Presidents say these new models could be the future of all colleges and universities in the next decade
[Editor’s note: This story is part of our end-of-year countdown, and was the 5th most popular story on the site in 2014. Keep checking back every day as we build to our top story of 2014! Happy Holidays from eCampus News!]
A new think-tank-esque collection of leading college and university presidents last year came together to discuss the trends and disruptions shaping higher education thanks to new technologies and the evolving global economy. Outside of just naming trends, they also predicted four new models of higher-ed that may exist in the next 10 years.
The brainstorming made formal can be found in a new series of papers called the Presidential Innovation Lab (PIL) White Paper Series, funded as part of a grant from the Bill & Melinda Gates Foundation and hosted by the American Council on Education (ACE).
14 chief executive officers from a diverse group of institutions participated in two separate sessions last year (2013)—institutions such as Northeastern University, MIT, Western Governors University, etc.—with the goal of engaging in a “robust and wide-ranging conversation about the various drivers of change and potential reactions to those drivers.”
“These are neither [absolutes] nor recommendations,” explains Cathy A. Sandeen, vice president for education attainment and Innovation at ACE, and editor of the last series of papers, “Signals and Shifts in Postsecondary Landscape,” “they are offered as food for thought—the context for potential future thinking and future planning.”
According to the paper, new technologies are challenging established models of knowledge delivery and pathways to degrees, as well as current assessment and certification systems.

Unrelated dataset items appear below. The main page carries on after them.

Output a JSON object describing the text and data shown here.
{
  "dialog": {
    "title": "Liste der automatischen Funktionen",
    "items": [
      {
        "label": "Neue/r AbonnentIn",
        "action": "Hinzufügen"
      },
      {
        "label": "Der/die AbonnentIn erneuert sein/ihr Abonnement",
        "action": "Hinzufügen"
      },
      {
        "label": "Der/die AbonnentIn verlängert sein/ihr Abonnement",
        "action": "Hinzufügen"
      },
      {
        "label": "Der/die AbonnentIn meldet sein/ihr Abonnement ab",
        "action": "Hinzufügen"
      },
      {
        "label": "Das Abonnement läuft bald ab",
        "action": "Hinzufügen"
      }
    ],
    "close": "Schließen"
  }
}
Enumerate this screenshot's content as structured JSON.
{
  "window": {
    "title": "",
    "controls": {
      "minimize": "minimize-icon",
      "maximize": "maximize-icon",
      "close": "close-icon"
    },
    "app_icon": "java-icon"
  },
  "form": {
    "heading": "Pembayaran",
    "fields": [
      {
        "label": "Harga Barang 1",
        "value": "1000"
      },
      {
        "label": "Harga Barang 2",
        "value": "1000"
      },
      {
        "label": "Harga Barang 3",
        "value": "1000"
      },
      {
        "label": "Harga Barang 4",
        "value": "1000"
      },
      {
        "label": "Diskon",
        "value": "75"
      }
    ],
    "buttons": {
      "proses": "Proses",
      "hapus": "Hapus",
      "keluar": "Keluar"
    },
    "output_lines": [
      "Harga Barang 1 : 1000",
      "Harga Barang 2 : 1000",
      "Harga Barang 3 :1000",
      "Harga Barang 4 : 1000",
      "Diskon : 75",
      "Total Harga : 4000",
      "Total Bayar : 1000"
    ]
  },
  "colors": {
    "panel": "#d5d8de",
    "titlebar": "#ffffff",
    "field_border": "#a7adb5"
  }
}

“This ecosystem holds the promise of providing previously unimaginable access to learning resources to a wider-than-ever global population,” noted Sandeen, “[but] at the same time, it is challenging some of the business and pedagogical models of existing institutions. In this environment, few existing institutions have the luxury of remaining completely unchanged. All of today’s colleges and universities are engaged, to one degree or another, in rethinking the assumptions, structures, and principles that have guided them so far.”